NYC tow truck operator killed in crash on LIE in Queens; allegedly drunk driver faces vehicular homicide charge

NYC tow truck operator killed in crash on LIE in Queens; allegedly drunk driver faces vehicular homicide charge

A Queens tow truck operator remembered as a “very beautiful person” was struck and killed on the Long Island Expressway early Saturday in a wild crash involving two moving vehicles and a stalled car he was trying to hitch to the back of his rig, police said.

The allegedly drunk driver of a Dodge Durango that caused the splintering three-car crash was arrested on vehicular manslaughter charges, police said.

Carlos Santiago, a dad of three from Howard Beach who worked for Knights Towing, rolled up to help a 27-year-old man with his disabled Nissan sedan on the Manhattan-bound side of the Long Island Expressway near exit 19 in Elmhurst about 3:30 a.m., cops said.

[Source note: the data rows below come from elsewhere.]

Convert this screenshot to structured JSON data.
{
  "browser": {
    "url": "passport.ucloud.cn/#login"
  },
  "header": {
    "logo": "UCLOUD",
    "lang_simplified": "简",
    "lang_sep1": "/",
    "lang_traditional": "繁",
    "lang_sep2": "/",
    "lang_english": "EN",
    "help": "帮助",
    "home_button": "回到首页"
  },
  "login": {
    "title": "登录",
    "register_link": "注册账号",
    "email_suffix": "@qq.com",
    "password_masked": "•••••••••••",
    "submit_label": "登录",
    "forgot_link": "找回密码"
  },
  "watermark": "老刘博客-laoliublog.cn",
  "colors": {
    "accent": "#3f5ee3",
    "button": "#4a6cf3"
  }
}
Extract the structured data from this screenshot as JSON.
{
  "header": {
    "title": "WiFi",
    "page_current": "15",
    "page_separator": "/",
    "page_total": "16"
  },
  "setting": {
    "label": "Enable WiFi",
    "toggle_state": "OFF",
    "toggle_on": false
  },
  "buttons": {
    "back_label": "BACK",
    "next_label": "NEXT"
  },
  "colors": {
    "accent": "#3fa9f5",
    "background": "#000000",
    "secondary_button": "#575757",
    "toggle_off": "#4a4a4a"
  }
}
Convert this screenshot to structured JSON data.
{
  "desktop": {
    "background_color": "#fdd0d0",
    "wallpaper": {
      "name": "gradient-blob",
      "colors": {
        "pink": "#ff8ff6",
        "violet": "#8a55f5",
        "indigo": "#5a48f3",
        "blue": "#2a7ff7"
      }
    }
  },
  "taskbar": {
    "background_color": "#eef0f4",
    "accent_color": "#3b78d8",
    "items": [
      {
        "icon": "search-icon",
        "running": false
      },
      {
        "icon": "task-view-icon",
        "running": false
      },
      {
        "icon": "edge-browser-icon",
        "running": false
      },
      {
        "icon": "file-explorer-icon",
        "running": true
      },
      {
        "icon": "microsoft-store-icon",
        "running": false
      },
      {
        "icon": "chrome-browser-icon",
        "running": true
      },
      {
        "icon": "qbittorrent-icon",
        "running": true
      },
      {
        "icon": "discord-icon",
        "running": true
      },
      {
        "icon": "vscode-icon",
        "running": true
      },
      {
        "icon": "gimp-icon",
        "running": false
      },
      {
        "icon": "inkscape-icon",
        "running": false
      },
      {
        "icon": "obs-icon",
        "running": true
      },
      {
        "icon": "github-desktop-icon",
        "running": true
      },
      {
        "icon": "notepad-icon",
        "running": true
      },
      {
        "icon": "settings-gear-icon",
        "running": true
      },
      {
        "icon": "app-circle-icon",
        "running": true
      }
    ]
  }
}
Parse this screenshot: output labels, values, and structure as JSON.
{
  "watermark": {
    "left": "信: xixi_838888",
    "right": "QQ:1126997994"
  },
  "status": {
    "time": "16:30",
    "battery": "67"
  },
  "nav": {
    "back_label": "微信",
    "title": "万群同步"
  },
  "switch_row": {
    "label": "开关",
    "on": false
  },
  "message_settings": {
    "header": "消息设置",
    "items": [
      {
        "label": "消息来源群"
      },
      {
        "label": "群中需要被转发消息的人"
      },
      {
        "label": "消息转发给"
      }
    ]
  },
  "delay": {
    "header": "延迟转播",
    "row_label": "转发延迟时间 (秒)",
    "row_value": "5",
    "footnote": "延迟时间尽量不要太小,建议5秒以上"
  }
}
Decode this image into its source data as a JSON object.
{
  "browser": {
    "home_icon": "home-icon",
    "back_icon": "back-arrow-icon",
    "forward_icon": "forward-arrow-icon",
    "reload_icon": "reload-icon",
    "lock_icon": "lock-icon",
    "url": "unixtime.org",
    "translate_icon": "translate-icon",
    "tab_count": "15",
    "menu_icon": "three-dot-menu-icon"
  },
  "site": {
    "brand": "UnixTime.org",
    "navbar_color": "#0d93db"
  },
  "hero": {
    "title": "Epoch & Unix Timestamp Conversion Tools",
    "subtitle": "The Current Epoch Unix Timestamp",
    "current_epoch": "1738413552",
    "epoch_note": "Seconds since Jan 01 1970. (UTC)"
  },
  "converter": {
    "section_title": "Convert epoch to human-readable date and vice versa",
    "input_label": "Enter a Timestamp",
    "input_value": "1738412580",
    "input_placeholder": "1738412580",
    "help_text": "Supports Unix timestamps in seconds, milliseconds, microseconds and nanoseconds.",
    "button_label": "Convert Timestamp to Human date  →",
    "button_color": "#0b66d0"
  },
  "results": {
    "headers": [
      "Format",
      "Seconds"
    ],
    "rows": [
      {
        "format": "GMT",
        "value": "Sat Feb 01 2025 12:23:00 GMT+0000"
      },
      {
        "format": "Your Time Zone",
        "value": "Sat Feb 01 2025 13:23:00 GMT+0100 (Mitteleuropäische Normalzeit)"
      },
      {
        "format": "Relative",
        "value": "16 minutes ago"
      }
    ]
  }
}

The Nissan was on the right shoulder, cops said. As Santiago, 47, tried to link his truck to the disabled Nissan, motorist Denzel Porter lost control of his Dodge Durango in the LIE’s right lane, and careened into a Volkswagen SUV in the center lane, cops said.

The collision sent the Volkswagen into Santiago, who was standing next to his tow truck, cops said.

The Durango spun out of control and moved from the right lane to the right shoulder, where it struck the stalled Nissan. The Nissan in turn slammed into its owner, who was also outside his vehicle.

EMS arrived and rushed both injured men to Elmhurst Hospital, where Santiago died. The Nissan owner suffered severe injuries to his legs in the crash but is expected to survive.

Porter, 28, and two others in his Dodge Durango suffered minor injuries, as did the driver of the Volkswagen. All were taken to New York-Presbyterian Hospital Queens.

Police said they later learned Porter had been drinking before he got behind the wheel. Cops arrested him for vehicular manslaughter, criminally negligent homicide, vehicular assault and driving while ability impaired.

”He was a big old teddy bear. He wanted everyone to succeed,” Santiago’s daughter, Destiny said of her father, while awaiting Porter’s arraignment on Saturday night in Queens criminal court. “He would let himself fall, so everyone else could rise up.”

Santiago’s son, also named Carlos, said his father was a handyman and enjoyed fixing things.

“He’ll help you before you ask him to,” he said. “He was a good man.”

On Saturday evening, dozens of mourners gathered at Knights Towing in Ocean Hill. Outside the building a makeshift memorial grew, with a floral wreath framing his portrait and over a dozen candles lit below.

“He was family. It didn’t come better,” said Hector Diaz, the third-generation owner of the towing company that employed Santiago. “He helped everyone.”

“As big as he was, his heart was even bigger. He was always helping people,” fellow tow truck driver Joseph Robles said. “He was helping people when he got hit.”

”He was a very beautiful person,” said Wilma Sonnenberg, 56, whose daughter once dated Santiago.

“He was the best friend, the best father, the best man to everyone. That’s why people are grieving,” Sonnenberg said. “He was absolutely beloved by the police department who he helped at any given time in Brooklyn.”

She added that Santiago leaves behind three children, his parents in Puerto Rico, a brother and his girlfriend.

“The tow truck community will be out to support him, and us. ... He was a real man,” Sonnenberg said.

At Porter’s arraignment in Queens criminal court on Saturday night, Judge Edwin Novillo set his bail at $100,000 cash, $300,000 bond and $300,000 partially secured surety bond.